Los Angeles, CA, April 16, 2004 – The Space Frontier Foundation hailed the U.S. government’s Office of Commercial Space Transportation (AST) for issuing the first license for a Human Sub-Orbital Rocket Launch. AST has issued licenses for over 150 commercial launches since its inception in 1984, but this is the first license to authorize a civilian human carrying rocket flight.
“This is a historic year for the opening of space to humanity,” said the Foundation’s Rick Tumlinson. “By issuing this license, the U.S. government has acknowledged this important new industry, and opened the door to space to the American people. We applaud those in Washington who have helped cut the red tape that has been tying these incredible rocketeers to the ground.”
The license was issued to Scaled Composites of Mojave, California to allow a series of piloted test flights of its experimental rocketship. Upon receipt of the license, the firm, headed by famed aircraft designer Burt Rutan, immediately launched its “Space Ship One” sub-orbital spacecraft on a test flight to an altitude of over 105,000 feet – achieving a speed of over Mach 2.
“At a time when many have been decrying the loss of technological leadership by the U.S., this step shows that some people in our government recognize where the future lies for this nation – straight up,” he continued. “While protecting public and environmental safety, the new licensing system developed by AST will allow rapid progress in this extremely important new field. More licenses mean more vehicles flying and more vehicles flying means faster development.”
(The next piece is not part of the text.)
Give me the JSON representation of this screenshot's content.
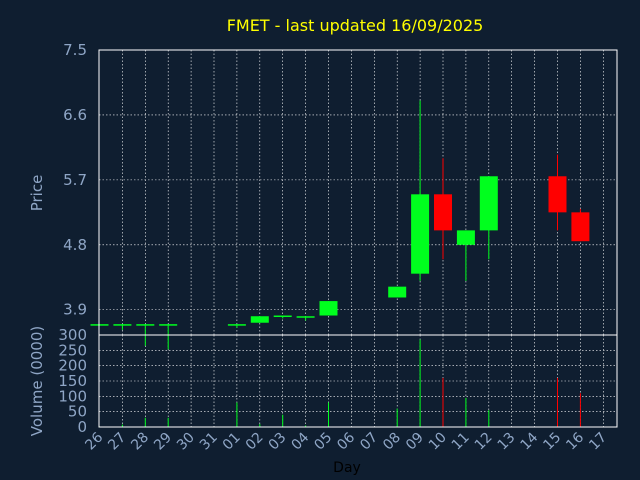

As other firms move through the new licensing process, the Foundation is looking forward to several new entrants in the field of commercial human spaceflight, creating a competitive renaissance in a field traditionally dominated by high cost, limited use, government oriented projects. The Foundation, which has long fought for an open frontier in space, congratulated the FAA (the home of the AST) and enthusiastically supports the work of visionary leaders like Patti Grace Smith, who heads the office and has championed this cause for many years.
Tumlinson added, “Patti and her team have taken many risks and spent a long time learning the needs and realities of these new space pioneers. By creating a more certain environment, they can now raise the capital they need to build these great new rocketships. Working together, the government and private sector can greatly speed the time when you and I can buy a ticket to ride into space ourselves. The frontier is nearly at hand.”